В дни, когда мать дома, нападений обычно не бывает, и приходится дожидаться субботы: в субботу отец снова будет дома, а мать пойдет по магазинам, вернется не скоро, по субботам обычно и совершается нападение, а затем бегство побежденных неприятелей и торжество победителей.

Но мать пока не вернулась, и, может быть, даже еще сегодня совершится нападение.

— Поглядывай в подзорную трубу, Сахарназар! — приказал отец.

И сын стал поглядывать в театральный бинокль матери, который она тоже отнимет, стоит ей появиться. В подзорную трубу отчетливо был виден остров, но суда неприятеля еще не показались на горизонте, и отец предложил:

— Перекусим пока. Выпей пресной воды.

Он поднес сыну кружку с молоком, а в другой руке у него была половина калача с маслом и заложенным желтым ломтиком сыра.

Сын откусил кусок калача, запил пресной водой, а отец только пожевал ручку калача, он был обеспокоен: нападавшие, видимо, близко, и Командующий должен быть начеку.

— Ты бодрствуешь, Сахарназар? — спросил он.

— Да, отец.

И сын торопливо допил из кружки пресную воду.

— Я уже старый моряк и скиталец, — сказал отец. — А твое будущее только впереди. Помни всегда о том, что у человека должны быть верные друзья рядом, но для этого ты и сам должен быть верным другом. Между прочим, к верным друзьям человека относятся и собаки.
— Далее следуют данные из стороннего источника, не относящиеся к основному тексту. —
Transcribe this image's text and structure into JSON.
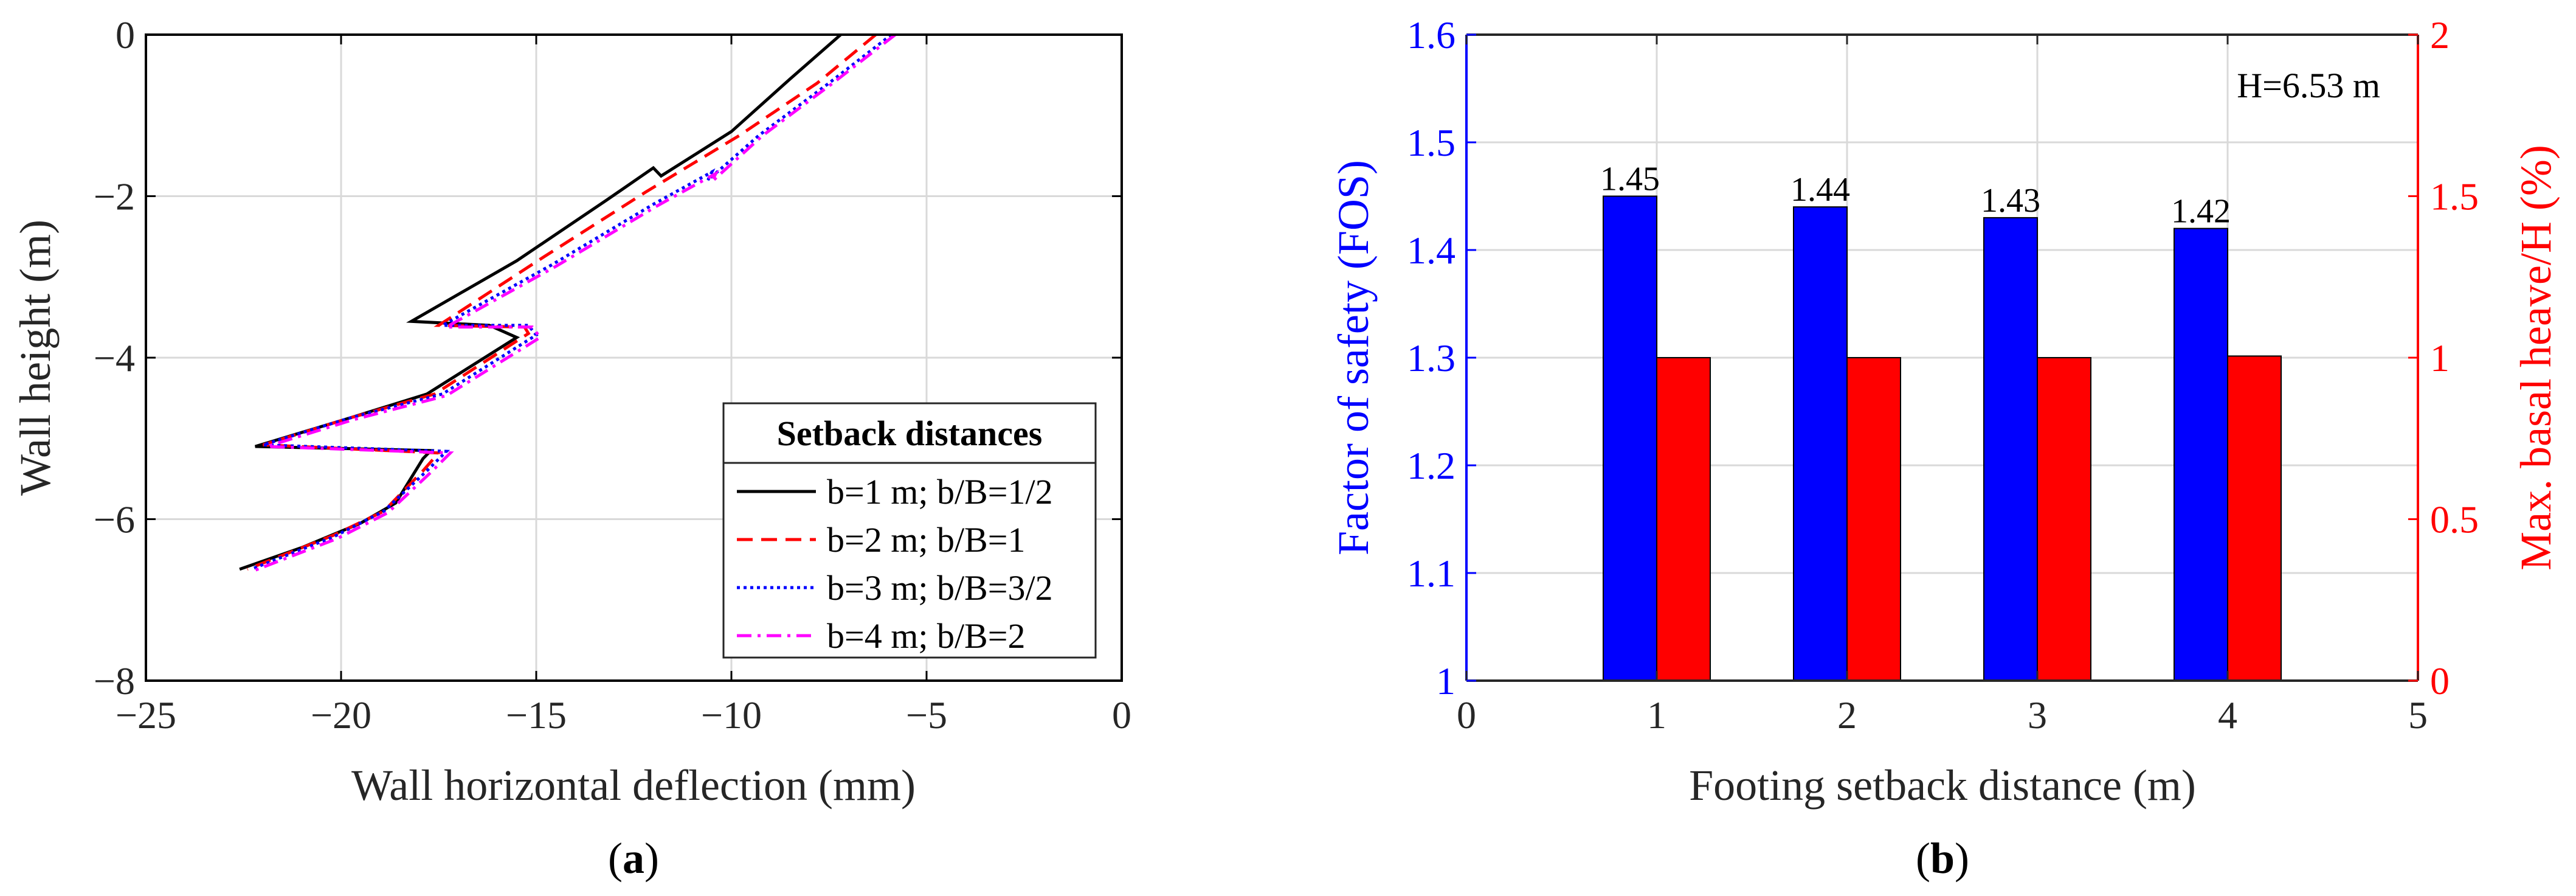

Я сожалею, что по условиям нашего острова нельзя держать свору, но от пуделя или терьерчика я бы не отказался... хотя несомненно последует вмешательство женщины, которая не хочет понять, что мужчинам нужна собака.

— Я тоже хочу пуделя, папа, — сказал сын, позабыв, что они на осадном положении. — Почему у Миши Соловьева есть пудель и у Трофимовых есть собака? Я тоже хочу пуделя, папа!

— Что это за разговорчики на посту? — И отец подошел и стукнул своим ножом по его шлему. — Смотреть в оба! Со стороны запада что-то надвигается. Я слышу плеск весел, неприятель подходит к острову на гребных судах. Становись рядом со мной!

— Маклийцы! — крикнул Командующий. — Беритесь за оружие, на остров готовится нападение!

И маклийцы ответили густым гулом, похожим на рычание, — рычал, правда, отец, но так искусно, на все голоса, будто сотни людей были рядом.

— Сахарназар, абордаж! — скомандовал Командующий. — Хватай за борт шлюпки и опрокидывай их!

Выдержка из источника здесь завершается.